Assunzione di grassi
I grassi sono una componente necessaria di una dieta sana, in quanto forniscono energia, elementi strutturali delle membrane cellulari e facilitano l'assorbimento delle vitamine liposolubili (A, D, E e K).
L'apporto di grassi raccomandato per gli atleti è conforme alle linee guida della sanità pubblica, ovvero 20-35% dell'apporto energetico totale, con i grassi saturi limitati a meno di 10% e i grassi trans a meno di 1%.
Non esistono linee guida specifiche per quanto riguarda il consumo di grassi in relazione all'esercizio fisico. Come già detto, gli atleti dovrebbero evitare di consumare pasti e/o spuntini grassi prima e durante l'esercizio fisico, soprattutto quando si tratta di gare, per prevenire eventuali disturbi gastrointestinali.
Alcuni atleti possono scegliere di limitare eccessivamente l'assunzione di grassi al di sotto del 20% dell'apporto energetico nel tentativo di perdere peso o migliorare la composizione corporea. La riduzione della varietà della dieta, spesso associata a tali restrizioni, può ridurre l'assunzione di vari nutrienti, come le vitamine liposolubili e gli acidi grassi essenziali, in particolare gli acidi grassi omega-3.
Pertanto, gli atleti devono essere consapevoli che non solo consumare <20% dell'apporto energetico dai grassi non porta alcun beneficio alla salute e alle prestazioni, ma al contrario è molto probabile che li comprometta, soprattutto se applicato in modo cronico.
Assunzione di micronutrienti
Gli atleti dovrebbero seguire diete che forniscano almeno la dose dietetica raccomandata (RDA) per tutti i micronutrienti.
Pertanto, integratori vitaminici e minerali non sono necessari per gli atleti che consumano una dieta equilibrata che fornisce un'elevata disponibilità di energia da vari alimenti ricchi di sostanze nutritive.

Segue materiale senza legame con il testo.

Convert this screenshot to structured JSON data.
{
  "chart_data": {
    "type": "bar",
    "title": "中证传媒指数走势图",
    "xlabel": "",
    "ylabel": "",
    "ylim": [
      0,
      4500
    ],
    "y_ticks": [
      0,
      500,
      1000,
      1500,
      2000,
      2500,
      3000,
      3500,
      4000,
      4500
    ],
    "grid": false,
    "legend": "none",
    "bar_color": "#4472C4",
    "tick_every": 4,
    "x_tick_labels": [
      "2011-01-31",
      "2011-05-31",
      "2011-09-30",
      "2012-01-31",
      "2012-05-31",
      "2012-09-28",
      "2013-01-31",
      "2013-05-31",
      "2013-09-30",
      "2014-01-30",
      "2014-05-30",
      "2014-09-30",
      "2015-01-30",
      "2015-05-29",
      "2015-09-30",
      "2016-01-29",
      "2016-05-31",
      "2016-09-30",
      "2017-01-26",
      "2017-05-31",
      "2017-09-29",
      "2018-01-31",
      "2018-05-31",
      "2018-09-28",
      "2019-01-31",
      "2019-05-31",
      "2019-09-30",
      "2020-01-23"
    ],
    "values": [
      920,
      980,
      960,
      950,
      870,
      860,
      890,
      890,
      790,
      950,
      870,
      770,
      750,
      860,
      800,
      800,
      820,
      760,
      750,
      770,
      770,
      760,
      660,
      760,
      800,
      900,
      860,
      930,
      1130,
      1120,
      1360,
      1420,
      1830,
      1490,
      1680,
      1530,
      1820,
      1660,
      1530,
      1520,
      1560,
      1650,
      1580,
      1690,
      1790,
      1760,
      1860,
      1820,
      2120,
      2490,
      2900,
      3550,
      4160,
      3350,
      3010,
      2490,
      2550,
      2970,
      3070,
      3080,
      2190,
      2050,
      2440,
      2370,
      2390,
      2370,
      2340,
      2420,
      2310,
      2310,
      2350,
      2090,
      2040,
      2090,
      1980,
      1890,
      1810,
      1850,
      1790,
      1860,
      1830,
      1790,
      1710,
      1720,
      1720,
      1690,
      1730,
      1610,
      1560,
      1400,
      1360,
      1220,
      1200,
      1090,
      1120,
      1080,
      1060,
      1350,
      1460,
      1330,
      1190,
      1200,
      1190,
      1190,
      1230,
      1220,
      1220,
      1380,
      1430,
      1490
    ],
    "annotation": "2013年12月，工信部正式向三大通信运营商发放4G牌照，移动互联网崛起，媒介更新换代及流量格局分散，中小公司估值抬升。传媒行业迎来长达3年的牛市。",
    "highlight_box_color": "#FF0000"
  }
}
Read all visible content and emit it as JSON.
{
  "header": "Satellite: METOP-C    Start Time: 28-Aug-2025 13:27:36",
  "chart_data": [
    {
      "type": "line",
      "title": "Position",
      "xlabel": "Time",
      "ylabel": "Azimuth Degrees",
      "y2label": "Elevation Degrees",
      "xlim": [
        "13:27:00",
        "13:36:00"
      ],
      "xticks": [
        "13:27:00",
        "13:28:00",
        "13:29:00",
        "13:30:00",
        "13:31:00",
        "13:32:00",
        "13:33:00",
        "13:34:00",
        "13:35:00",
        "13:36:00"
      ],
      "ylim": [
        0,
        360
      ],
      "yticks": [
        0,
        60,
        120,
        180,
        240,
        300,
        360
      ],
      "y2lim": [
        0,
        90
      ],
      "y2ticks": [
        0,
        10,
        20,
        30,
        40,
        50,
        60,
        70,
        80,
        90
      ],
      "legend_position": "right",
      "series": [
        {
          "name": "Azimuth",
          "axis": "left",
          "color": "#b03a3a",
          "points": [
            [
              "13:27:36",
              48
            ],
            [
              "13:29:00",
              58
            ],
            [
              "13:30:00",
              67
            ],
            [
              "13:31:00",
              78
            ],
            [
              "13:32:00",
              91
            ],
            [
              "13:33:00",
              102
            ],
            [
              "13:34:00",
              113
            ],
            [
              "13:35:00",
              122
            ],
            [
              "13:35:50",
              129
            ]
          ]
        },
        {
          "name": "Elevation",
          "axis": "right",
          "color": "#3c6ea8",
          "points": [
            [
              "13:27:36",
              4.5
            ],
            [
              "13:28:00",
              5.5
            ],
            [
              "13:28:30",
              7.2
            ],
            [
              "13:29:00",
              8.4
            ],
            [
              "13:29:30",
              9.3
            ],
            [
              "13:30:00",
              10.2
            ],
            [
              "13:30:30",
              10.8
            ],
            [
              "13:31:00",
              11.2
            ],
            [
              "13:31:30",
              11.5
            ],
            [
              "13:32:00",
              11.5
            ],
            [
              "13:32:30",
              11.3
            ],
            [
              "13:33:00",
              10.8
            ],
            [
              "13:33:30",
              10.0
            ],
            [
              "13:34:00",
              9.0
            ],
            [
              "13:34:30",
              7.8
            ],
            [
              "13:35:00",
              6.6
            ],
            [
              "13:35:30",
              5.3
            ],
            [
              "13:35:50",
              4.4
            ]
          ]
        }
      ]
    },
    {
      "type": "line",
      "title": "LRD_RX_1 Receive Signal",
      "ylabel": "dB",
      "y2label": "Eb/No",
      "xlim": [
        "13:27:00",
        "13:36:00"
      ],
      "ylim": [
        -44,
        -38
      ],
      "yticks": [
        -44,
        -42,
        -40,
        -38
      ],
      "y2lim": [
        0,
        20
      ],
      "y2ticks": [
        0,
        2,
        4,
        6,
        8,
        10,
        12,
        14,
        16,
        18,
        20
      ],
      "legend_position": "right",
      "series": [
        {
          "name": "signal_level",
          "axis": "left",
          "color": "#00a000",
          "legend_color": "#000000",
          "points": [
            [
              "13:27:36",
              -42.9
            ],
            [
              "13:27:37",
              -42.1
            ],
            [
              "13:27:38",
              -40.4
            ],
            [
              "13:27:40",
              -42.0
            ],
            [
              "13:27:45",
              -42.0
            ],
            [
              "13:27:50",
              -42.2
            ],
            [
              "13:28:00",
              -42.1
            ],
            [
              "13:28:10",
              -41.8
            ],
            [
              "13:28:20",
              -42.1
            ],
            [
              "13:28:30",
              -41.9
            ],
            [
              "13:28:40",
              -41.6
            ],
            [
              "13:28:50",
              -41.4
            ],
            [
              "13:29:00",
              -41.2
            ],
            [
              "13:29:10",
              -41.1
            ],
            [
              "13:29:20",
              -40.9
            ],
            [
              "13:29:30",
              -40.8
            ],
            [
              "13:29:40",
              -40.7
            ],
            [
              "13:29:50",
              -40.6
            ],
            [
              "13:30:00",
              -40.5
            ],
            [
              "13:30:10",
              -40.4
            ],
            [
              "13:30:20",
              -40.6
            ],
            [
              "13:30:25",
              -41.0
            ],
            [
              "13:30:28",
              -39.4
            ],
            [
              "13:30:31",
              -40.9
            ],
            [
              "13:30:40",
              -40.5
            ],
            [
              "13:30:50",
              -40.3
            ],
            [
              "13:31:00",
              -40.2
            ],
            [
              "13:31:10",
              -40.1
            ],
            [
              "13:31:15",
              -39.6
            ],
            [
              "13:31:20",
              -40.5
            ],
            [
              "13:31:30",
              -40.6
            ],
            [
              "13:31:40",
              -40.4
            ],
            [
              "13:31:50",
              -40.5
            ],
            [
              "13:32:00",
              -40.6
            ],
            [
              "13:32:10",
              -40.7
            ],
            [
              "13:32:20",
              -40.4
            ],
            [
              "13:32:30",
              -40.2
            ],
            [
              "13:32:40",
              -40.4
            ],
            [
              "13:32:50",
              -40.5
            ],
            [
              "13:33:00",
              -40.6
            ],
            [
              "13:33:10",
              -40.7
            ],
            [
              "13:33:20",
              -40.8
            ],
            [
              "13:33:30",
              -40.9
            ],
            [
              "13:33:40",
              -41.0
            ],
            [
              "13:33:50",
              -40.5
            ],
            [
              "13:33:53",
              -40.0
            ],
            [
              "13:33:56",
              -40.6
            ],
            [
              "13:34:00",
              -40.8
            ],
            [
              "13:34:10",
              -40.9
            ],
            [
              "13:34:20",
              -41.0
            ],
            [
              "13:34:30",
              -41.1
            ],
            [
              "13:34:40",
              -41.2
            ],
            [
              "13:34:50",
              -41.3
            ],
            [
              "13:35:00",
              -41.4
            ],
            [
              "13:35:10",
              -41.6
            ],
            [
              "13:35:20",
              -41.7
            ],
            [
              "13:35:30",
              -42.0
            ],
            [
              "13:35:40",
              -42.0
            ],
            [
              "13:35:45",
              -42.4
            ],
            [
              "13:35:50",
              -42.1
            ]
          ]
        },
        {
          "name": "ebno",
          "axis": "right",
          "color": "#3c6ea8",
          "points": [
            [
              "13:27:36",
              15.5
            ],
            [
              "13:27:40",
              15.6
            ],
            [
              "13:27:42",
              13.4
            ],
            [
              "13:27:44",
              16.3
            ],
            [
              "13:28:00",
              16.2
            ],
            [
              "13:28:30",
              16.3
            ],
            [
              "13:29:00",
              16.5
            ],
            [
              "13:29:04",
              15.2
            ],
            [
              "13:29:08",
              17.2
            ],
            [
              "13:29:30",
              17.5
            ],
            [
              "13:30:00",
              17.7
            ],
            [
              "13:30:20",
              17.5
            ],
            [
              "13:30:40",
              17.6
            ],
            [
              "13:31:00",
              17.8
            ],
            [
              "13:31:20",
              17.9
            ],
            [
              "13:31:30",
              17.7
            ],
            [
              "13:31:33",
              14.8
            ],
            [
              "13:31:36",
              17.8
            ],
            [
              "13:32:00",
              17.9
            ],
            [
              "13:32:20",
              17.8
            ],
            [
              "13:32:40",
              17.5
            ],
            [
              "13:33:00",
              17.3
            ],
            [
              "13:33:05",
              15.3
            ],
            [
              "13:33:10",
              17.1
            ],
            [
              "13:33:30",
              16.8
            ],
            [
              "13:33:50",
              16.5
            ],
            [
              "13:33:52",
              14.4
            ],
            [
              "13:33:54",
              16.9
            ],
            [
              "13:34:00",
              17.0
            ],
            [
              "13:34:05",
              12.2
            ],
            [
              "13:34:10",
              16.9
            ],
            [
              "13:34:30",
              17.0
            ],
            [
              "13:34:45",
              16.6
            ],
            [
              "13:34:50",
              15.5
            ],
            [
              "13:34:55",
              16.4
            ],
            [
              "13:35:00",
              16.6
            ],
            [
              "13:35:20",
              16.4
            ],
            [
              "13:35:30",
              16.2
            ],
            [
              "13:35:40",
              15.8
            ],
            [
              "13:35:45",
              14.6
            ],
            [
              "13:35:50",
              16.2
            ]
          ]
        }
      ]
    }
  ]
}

Tuttavia, è molto probabile che gli atleti che limitano l'apporto energetico o che ricorrono a pratiche drastiche di perdita di peso eliminino gruppi di alimenti dalla loro dieta e siano quindi maggiormente a rischio di carenze di micronutrienti. In questi casi, può essere appropriato un integratore multivitaminico/minerale, sempre tenendo conto della specifica carenza di micronutrienti che deve essere trattata o prevenuta (per esempio, ferro, vitamina D, ecc.).
Punti di forza
- Gli obiettivi e i requisiti nutrizionali non sono statici. Il supporto nutrizionale, sia per quanto riguarda l'alimentazione peri-allenamento sia per quanto riguarda l'alimentazione degli atleti nel suo complesso, deve essere periodizzato, tenendo conto della periodizzazione del regime di esercizio (una gamma di allenamenti "facili" fino a sessioni altamente impegnative o gare).
- Anche l'alimentazione deve essere personalizzata per il singolo atleta, tenendo conto della specificità dello sport, degli obiettivi di prestazione, della competizione, delle preferenze alimentari e del recupero.
- Soprattutto durante le gare, le strategie nutrizionali devono concentrarsi sul miglioramento delle scorte di substrato per soddisfare le richieste di carburante dell'esercizio, cercando di migliorare le prestazioni, ridurre al minimo lo stress psicologico e salvaguardare la salute fisica.
- Gli integratori possono essere di grande utilità se utilizzati in aggiunta a un piano nutrizionale ben fatto, ma raramente sono efficaci al di fuori di queste condizioni, soprattutto per gli atleti giovani e in crescita.